Nell’attuazione degli ecoschemi, per i primi due anni del nuovo sistema – vale a dire nel 2023 e 2024 – la percentuale potrà scendere di cinque punti (dal previsto 25%), ma sono stati fissati criteri rigidi per l’utilizzo a livello nazionale delle somme non richieste dagli agricoltori. Il 15% del plafond complessivo potrà essere destinato al sostegno di singole produzioni con pagamenti “accoppiati”, legati cioè alle quantità effettivamente prodotte.

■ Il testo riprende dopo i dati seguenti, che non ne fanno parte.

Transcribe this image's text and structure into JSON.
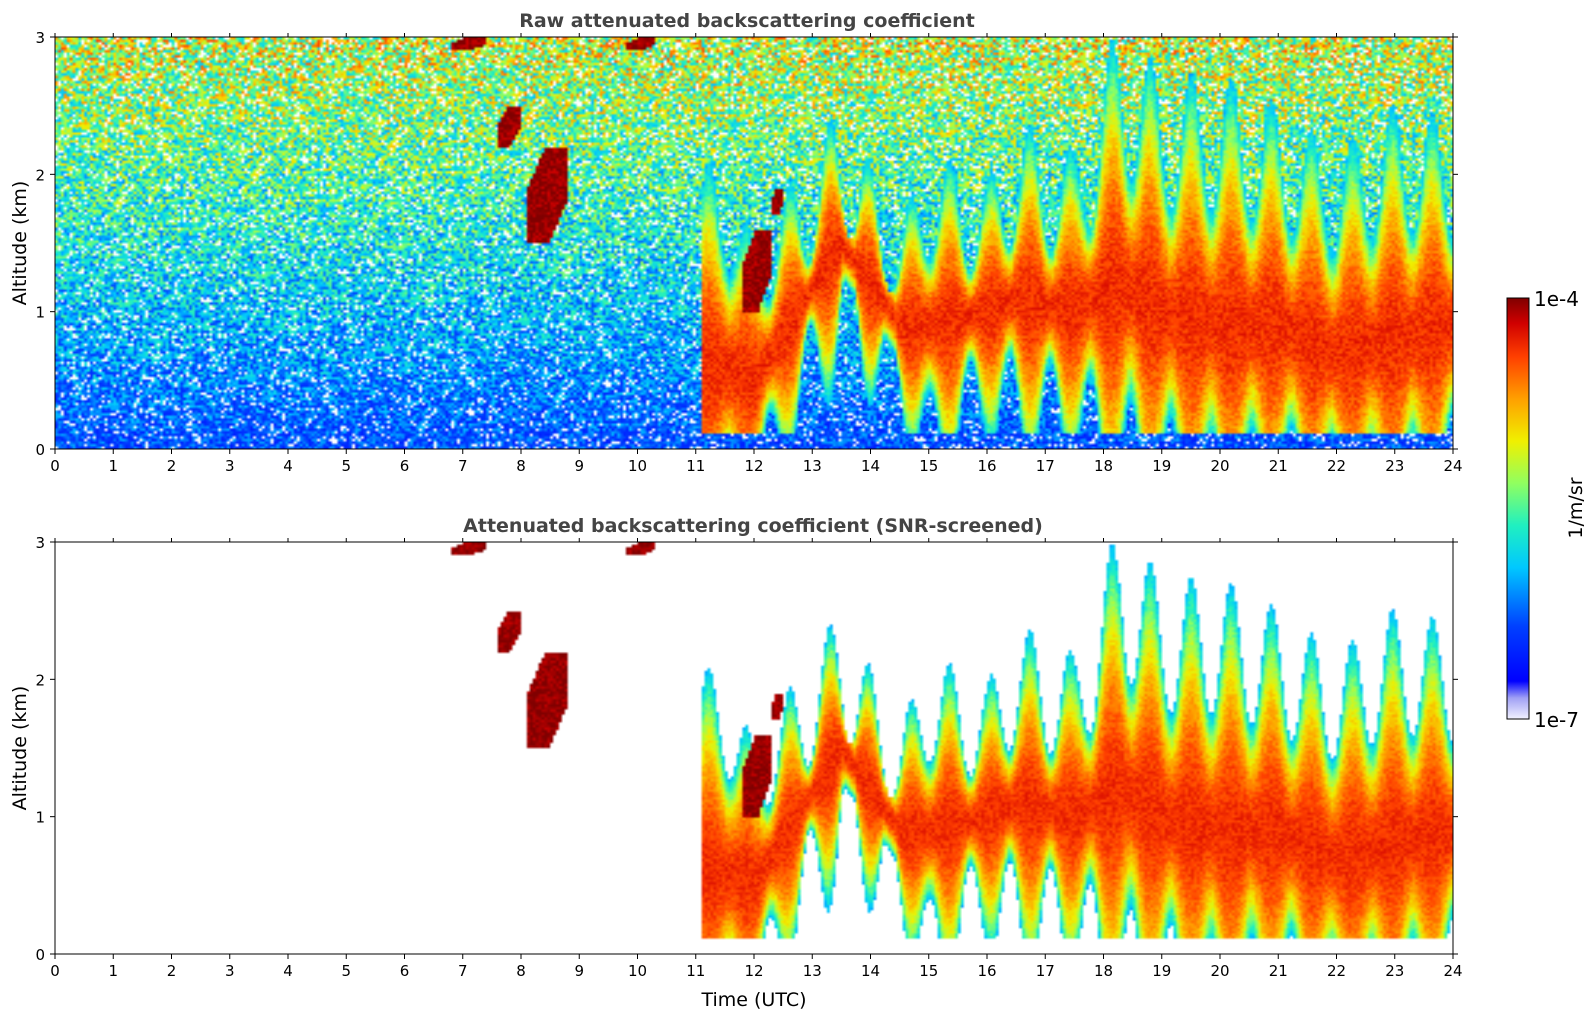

Gli Stati membri, inoltre, dovranno varare un pagamento redistributivo a favore delle aziende di minore dimensione, per un ammontare pari almeno al 10% della dotazione complessiva per gli aiuti diretti. L’obiettivo di redistribuzione potrà essere conseguito, in alternativa, facendo ricorso al plafonamento (ovvero fissando un tetto massimo agli aiuti percepibili da una singola impresa) e alla degressività, ovvero un taglio sui pagamenti di maggiore importo (da 85mila a 100mila euro).
Non è passata invece la richiesta del Parlamento europeo che sollecitava un aiuto unico per tutte le imprese a livello nazionale entro il 2026. Le differenze tra gli importi attualmente erogati (la cosiddetta “convergenza interna”) saranno progressivamente ridotte in misura dell’85 per cento. Una misura questa che, in Italia, rischia di penalizzare fortemente la risicoltura e la zootecnia.

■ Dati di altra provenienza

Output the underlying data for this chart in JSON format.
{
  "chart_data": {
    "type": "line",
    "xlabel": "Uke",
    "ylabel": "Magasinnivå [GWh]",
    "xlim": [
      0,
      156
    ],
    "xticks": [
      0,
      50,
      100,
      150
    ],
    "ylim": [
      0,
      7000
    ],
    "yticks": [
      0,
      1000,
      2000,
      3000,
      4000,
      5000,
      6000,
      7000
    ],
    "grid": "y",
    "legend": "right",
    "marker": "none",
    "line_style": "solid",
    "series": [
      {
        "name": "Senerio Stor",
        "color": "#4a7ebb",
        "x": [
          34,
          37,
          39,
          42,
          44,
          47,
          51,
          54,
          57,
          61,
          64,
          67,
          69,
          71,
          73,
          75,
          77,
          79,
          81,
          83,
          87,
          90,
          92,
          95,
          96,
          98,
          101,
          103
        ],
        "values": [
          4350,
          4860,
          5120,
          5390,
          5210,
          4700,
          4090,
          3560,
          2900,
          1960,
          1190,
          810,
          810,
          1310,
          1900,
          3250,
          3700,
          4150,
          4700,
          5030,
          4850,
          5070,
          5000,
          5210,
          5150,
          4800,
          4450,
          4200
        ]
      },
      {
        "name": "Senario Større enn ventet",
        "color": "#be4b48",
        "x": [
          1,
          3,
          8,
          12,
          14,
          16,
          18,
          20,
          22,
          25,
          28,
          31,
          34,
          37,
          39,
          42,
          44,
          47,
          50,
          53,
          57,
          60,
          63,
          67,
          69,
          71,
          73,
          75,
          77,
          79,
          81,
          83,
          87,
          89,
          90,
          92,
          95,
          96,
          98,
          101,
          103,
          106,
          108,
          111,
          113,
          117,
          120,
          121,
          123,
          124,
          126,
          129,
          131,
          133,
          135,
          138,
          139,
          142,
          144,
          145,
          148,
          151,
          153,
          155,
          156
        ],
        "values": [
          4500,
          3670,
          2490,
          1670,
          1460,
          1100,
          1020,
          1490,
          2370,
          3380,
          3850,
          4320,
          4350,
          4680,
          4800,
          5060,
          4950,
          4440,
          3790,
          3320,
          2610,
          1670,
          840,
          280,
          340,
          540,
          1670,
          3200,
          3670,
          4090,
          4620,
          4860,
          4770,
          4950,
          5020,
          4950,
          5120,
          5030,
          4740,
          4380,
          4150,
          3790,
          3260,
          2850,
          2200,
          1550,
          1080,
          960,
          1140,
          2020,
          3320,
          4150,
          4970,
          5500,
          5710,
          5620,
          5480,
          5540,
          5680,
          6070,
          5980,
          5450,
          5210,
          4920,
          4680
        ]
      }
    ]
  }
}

Il pilastro sociale: multe a chi non rispetta i contratti
Altra importante novità riguarda l’inserimento di un “terzo pilastro” (accanto ad aiuti diretti e sviluppo rurale) dedicato alla condizionalità sociale della Pac con vincoli ai finanziamenti per le aziende. La condizionalità sociale entrerà in vigore nel 2025, ma gli Stati membri hanno la facoltà di anticipare di due anni l’avvio. In sostanza, saranno multate le imprese che non rispettano i contratti e alcune normative europee sul lavoro.

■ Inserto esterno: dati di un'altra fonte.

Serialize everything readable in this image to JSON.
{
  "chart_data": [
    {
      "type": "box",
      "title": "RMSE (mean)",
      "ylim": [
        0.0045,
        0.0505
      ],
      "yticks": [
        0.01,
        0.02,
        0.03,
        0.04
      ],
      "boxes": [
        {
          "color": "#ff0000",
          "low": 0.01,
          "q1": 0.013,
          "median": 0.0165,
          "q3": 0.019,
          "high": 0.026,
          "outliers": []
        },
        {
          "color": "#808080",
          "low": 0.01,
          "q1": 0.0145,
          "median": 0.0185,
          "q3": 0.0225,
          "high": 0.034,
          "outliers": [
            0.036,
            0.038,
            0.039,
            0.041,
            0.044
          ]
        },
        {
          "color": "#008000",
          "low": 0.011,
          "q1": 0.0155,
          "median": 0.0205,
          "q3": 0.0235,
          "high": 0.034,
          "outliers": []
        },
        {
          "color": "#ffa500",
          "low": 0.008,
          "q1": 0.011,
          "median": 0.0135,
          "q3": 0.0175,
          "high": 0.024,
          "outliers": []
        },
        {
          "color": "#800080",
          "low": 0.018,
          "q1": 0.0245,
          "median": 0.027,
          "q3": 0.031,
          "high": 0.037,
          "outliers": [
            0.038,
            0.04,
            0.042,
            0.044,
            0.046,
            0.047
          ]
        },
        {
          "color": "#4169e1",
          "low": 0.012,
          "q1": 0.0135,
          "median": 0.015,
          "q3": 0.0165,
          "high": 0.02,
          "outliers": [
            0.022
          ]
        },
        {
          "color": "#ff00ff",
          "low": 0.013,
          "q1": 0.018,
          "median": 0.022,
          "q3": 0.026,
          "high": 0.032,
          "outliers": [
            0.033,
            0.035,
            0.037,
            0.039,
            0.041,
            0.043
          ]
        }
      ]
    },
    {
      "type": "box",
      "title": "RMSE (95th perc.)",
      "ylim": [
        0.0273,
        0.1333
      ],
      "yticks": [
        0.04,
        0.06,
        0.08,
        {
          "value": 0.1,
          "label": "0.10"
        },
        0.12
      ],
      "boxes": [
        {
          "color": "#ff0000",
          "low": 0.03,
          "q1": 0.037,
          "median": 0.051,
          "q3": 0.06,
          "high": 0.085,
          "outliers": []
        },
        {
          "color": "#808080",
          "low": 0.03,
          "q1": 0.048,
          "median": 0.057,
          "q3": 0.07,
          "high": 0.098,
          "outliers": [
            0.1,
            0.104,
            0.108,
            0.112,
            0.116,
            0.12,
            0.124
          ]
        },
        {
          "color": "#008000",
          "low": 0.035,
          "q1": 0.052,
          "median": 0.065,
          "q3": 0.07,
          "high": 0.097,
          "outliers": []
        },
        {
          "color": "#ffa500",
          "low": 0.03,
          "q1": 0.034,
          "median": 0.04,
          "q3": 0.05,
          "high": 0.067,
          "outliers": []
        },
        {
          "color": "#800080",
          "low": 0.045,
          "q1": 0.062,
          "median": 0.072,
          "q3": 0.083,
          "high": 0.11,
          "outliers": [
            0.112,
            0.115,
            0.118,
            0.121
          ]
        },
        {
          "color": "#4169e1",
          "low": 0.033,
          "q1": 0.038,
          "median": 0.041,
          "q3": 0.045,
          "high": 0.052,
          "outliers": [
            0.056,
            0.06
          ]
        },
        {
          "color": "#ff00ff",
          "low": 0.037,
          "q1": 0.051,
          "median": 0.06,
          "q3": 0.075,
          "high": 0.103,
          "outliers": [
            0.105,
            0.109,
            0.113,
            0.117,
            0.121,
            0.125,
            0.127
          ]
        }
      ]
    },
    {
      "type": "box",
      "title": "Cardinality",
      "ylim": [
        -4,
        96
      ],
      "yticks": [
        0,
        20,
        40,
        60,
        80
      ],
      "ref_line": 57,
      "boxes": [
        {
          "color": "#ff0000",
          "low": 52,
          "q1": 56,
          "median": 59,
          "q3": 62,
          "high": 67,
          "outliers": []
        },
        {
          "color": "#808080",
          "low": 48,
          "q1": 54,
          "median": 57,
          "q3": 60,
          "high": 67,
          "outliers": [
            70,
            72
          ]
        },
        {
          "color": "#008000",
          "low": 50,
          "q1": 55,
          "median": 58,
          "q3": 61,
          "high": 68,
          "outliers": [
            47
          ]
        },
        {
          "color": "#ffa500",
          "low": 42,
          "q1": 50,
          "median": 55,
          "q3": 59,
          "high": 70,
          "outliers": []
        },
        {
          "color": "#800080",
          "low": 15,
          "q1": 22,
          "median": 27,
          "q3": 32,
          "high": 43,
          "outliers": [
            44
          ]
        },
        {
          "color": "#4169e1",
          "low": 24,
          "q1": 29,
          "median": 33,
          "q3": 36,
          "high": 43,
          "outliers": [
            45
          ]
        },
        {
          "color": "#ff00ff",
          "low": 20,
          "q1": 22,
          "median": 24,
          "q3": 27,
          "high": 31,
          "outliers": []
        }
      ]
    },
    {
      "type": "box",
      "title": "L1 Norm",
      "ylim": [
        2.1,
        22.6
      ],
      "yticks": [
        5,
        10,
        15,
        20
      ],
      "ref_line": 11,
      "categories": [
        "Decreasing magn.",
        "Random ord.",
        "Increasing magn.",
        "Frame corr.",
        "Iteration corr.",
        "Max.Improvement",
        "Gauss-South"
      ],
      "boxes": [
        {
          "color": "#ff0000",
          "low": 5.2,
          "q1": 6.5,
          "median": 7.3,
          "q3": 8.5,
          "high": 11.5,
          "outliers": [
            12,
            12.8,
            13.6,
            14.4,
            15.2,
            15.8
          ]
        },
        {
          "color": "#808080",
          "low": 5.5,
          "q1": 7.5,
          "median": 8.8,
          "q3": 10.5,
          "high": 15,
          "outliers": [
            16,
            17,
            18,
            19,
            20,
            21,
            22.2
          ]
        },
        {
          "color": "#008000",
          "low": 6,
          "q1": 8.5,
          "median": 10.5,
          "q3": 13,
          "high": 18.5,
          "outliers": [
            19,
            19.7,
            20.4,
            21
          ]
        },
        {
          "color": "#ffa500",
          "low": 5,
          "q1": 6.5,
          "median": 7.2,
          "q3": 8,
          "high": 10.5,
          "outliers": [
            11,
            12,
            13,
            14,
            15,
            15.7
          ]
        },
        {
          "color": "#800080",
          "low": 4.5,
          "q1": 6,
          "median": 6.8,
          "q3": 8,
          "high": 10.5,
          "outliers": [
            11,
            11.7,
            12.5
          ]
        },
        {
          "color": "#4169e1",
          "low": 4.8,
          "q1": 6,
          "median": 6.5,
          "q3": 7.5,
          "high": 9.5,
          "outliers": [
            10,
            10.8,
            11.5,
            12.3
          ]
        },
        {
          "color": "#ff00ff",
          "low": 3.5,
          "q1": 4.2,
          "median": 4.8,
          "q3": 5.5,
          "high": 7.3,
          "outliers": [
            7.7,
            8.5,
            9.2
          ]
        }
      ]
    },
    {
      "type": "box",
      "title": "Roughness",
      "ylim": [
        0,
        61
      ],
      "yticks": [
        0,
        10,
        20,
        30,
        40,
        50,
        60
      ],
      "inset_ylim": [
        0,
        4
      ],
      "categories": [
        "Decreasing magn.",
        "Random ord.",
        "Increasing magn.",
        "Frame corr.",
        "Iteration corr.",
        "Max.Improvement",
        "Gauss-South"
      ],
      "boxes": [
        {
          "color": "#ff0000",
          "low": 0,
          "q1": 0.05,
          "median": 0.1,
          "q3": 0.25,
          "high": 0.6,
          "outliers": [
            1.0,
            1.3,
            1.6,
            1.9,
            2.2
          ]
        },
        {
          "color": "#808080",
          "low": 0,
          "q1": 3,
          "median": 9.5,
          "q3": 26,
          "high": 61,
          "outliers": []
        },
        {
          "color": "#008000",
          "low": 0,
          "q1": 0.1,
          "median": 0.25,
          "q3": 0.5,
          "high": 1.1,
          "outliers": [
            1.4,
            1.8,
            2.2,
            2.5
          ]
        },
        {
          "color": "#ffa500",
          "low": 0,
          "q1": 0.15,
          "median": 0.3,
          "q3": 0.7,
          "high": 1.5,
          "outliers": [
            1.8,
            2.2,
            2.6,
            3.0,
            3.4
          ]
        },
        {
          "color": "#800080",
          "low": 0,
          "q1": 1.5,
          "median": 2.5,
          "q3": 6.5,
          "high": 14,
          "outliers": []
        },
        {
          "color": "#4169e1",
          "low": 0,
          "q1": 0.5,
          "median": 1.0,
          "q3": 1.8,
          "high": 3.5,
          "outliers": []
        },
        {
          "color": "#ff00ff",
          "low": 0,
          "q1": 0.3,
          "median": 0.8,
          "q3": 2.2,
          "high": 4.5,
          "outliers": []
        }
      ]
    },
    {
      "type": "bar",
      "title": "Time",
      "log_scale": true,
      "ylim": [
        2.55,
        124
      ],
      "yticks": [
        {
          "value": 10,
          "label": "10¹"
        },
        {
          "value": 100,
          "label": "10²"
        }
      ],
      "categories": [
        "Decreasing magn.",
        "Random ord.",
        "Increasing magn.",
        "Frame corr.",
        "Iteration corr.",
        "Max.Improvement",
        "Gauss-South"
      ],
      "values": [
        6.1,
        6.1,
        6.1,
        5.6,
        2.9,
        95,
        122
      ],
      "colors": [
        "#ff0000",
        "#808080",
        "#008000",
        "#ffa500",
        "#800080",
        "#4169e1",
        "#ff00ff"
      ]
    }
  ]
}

Grazie al pressing dell’Europarlamento sono state introdotte nel regolamento relativo all’Organizzazione comune dei mercati (uno dei tre di cui si compone la riforma), misure sull’etichettatura del vino che rappresentano un importante traguardo per la trasparenza delle informazioni verso i consumatori fortemente voluto dal settore, così come l’estensione a tutti prodotti Dop e Igp della possibilità di effettuare programmazione della produzione per meglio rispondere, in deroga alle norme Ue sulla concorrenza, alla sempre maggiore volatilità dei mercati. Dal Consiglio Ue di ieri il ministro delle Politiche agricole Stefano Patuanelli ha sottolineato come «i motivi di soddisfazione per il compromesso sulla Pac siano superiori ai punti su cui si potevano trovare soluzioni migliori, soprattutto sul piano della semplificazione e della competitività dell’intero settore agricolo. Ora spetta agli Stati membri e ai produttori agricoli trarre beneficio dalla nuova Pac. Il prossimo passo sarà quello di costruire i piani strategici nazionali (che vanno inviati a Bruxelles entro il 31 dicembre, ndr) che dovranno essere incentrati sulla semplicità: non incrementare la burocrazia rappresenta il valore aggiunto per l’Italia». Patuanelli ha ricordato anche il risultato raggiunto su una richiesta italiana: il sostegno finanziario agli strumenti per la gestione del rischio (ovvero le polizze assicurative) al quale potrà essere dedicata una quota fino al 3% dei pagamenti diretti e dei fondi per lo sviluppo rurale. Un importante passo avanti per un paese come l’Italia nel quale, anche in tempi di profondi cambiamenti climatici, la propensione a stipulare polizze da parte degli agricoltori resta bassa.